2) It will stand on its own as a great show. Like The Next Generation, it will not rely on viewers having vast, intimate knowledge of every previous episode and movie. There will be references that longtime fans will get, and those references will enrich the experience for those fans, but they will not confuse new viewers. The time it takes place (200 years after Kirk's original mission) gives it enough distance to be its own show, and setting the mission in the Andromeda Galaxy gives the show a chance to build up its own lore while slowly introducing new viewers to the rich history of Trek as more Milky Way influence works its way into Andromeda over the course of the series.
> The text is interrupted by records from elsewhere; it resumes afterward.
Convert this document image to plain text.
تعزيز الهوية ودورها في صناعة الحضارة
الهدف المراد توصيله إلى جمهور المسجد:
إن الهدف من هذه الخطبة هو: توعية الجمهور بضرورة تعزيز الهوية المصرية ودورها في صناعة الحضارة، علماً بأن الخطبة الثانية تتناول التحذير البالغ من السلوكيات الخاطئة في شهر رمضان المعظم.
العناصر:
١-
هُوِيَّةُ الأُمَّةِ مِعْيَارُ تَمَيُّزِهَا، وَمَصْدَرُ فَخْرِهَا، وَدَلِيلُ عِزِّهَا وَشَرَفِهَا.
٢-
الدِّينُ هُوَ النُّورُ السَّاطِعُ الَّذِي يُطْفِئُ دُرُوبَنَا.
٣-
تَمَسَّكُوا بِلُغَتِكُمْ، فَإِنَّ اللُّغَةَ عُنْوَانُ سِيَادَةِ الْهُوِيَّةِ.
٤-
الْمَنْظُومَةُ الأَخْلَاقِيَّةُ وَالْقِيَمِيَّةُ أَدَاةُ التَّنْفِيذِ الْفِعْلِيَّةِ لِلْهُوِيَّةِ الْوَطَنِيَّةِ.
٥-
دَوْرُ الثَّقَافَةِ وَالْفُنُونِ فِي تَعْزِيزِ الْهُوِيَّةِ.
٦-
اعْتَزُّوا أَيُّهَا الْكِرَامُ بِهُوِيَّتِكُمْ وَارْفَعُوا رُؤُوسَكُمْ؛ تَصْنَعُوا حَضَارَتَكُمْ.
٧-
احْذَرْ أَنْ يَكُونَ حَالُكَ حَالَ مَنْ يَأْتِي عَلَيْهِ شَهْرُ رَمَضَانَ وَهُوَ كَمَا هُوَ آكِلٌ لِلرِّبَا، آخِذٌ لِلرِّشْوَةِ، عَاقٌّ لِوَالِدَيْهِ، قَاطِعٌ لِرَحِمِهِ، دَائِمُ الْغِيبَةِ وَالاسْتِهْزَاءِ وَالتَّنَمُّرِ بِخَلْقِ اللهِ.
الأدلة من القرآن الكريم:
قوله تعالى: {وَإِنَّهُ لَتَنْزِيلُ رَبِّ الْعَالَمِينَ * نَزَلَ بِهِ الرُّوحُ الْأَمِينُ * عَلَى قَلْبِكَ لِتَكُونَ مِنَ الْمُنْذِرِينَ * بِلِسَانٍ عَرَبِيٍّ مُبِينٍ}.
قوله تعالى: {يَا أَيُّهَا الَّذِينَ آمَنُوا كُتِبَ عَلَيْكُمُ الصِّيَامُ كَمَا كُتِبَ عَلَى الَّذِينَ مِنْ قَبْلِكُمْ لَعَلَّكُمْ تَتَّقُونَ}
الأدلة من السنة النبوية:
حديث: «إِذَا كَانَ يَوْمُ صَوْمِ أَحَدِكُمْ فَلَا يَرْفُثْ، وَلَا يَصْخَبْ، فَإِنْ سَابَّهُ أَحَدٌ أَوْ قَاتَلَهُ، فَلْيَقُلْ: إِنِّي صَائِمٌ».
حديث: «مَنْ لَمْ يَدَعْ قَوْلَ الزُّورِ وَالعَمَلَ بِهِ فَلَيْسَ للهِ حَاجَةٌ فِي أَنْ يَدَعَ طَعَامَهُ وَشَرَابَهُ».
3) The show will be presented in a modern dramatic format for TV. The template would be shows such as Mad Men, Breaking Bad, Game of Thrones, Daredevil and True Detective. 13 one-hour episodes per season - quality over quantity. The show will evolve each season to have a different premise, theme and story arc (though with enough room for interesting new sci-fi concepts and themes each week). This will allow for richer stories, real character development and greater audience engagement (and binge-watching!) This also allows for a greater concentration of budget-per-episode. A focus on the characters will engage viewers in a way that gets them personally invested in them. This allows the show to have lower stakes (the ship isn't in danger of blowing up each week) but maintain tension and engagement though true character development, less predictable plots and real change (no "false tension" or forced drama where you know everything will be reset by the end of the episode).
1) A Star Trek TV series will keep Trek fans entertained year over year, keeping them engaged in the franchise between movie releases. Its globally diverse cast will also create appeal for Star Trek in many major markets in which it has traditionally underperformed (China, India and Brazil, for example).
2) The show can generate spin-offs, new merchandise and movies of its own. Star Trek can have a shared universe like Marvel, DC and Star Wars are building.
3) A Star Trek TV series can grab a whole new generation of viewers and hook them as fans for decades, just as The Original Series and The Next Generation did. These new viewers will be loyal fans and consumers for decades to come.
I also met with a manager of an actor - one of my "concept cast" who has read the script and wants to be attached to it. This manager and their actor are very interested in the concept and have contacts of their own. Our hope is, if Paramount doesn't find time to get me in the room with CBS, this manager might be able to swing it through their contacts in the industry. Sorry I can't give more specific details, but I don't want to ruin the chances of this actually happening.
So there you have it! Will something happen? I don't know. Star Trek Beyond and the 50th Anniversary are next year. Maybe CBS already has plans for a new show and they'll surprise us all. Or maybe not. Maybe the movie and the anniversary will come and go with no new series announcement. Maybe then I'll hear something. I don't know. I've done everything I can do on the creative end - I have a 2 hour pilot script and a 90-page series bible with detailed character profiles and their development arcs, the complete episode-by-episode plot for season 1 and a season-by-season plot for 7 seasons as well as extensive background and tech information and a new ship design. All I need to do now is work my contacts and see what opportunities unfold. It will take some patience, but it seems like timing will be key in this very complicated situation.
One final note for everyone who's stuck around this long:
There are some more updates I may make (more costuming, a new logo, updates to background info), but those will have to come later.
And, of course, if there are any further developments that I can share, I will do so.